Essentially all sentences are death sentences even pre COVID-19. Governments have refused to take required actions to prevent the deadly outbreaks inside its penal fortresses. And time charged does not excuse the cruel circumstances of being contained during moments of war and disaster.

COMMUTATION

Robert “Saleem” Holbrook, ALC’s Director of Community Organizing and co-founder of the Human Rights Coalition, advocates for the release of our elders and loved ones. Speaking with fierce love and urgency at the #FreeTheVulnerable Virtual Town Hall on April 21, Saleem noted that “Seniors constitute the least threat to public safety.” Age renders them particularly vulnerable to contracting COVID-19 and succumbing to the virus’s complications. 

Saleem states, “Right now the DOC houses 700 lifers who are over the age of 65. There are 303 senior offenders who are over the age of 65 and have served half of their minimum sentence.” They should receive parole or expedited reprieve.

“There are over 2,000 people who are within nine to twelve months of the end of their minimum sentence” and also age 65 or older. “There is no way they” shouldn’t be released by parole or reprieve. Right now, 27% of the Department Of Corrections population are seniors.” They should receive parole or expedited reprieve.

During the #FreeTheVulnerable Town Hall, Saleem noted that  “three lifers who are over 65 and have not had letters of commutation signed” by the Governor despite being recommended by the Board of Pardons for commutation.
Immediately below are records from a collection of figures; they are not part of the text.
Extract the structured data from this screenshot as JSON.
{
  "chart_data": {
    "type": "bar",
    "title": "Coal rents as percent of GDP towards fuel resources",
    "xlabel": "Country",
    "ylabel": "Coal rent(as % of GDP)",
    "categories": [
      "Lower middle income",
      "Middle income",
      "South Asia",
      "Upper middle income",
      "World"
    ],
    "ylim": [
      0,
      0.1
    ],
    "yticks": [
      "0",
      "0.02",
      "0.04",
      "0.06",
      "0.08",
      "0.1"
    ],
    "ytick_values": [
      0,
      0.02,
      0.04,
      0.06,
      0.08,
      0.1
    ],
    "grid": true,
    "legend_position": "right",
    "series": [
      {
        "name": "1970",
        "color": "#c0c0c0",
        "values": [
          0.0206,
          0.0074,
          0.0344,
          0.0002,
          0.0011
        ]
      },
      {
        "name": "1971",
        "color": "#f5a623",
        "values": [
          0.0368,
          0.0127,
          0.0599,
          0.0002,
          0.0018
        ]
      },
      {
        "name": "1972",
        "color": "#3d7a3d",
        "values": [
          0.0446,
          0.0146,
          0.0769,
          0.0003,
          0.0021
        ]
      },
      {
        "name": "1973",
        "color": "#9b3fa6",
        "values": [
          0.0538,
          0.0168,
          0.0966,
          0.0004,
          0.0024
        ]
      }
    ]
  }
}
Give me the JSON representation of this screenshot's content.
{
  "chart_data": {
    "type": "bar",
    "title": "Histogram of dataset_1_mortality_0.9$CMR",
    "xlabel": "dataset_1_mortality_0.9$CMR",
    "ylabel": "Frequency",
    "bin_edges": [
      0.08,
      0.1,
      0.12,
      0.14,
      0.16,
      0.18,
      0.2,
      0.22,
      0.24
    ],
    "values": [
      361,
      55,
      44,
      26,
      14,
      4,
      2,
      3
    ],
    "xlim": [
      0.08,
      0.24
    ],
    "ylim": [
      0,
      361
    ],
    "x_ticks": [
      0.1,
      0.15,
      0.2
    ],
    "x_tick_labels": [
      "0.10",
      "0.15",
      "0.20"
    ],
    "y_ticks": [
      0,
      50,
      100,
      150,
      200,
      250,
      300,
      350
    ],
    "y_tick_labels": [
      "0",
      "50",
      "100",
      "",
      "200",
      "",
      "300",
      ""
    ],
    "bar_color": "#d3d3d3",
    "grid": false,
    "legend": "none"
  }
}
These people are our loved ones whom we want to bring home.


Prisons function as incubators of COVID-19. Not only does this impact those subjected to the violences of the courts and criminal justice system, but it also pours over and emanates through sociogenic aspects of our environment and the wellness of its people. The system of criminal injustice obliges the state to turn a blind eye to the humanity of individuals behind prison walls. At the same time, the system perpetually harms our communities. Both ultimately illustrate, with grim clarity, why we must continually push against the walls that imprison.

As Saleem had described, “this is a failed state.” Yet as abolitionists, we challenge the carceral system to utilize its own mechanisms in the interest of public health. Our demand is to #FreeTheVulnerable and at no time do we accept any proposition that situates our loved ones to become martyrs of the state in service to time. Not on our watch.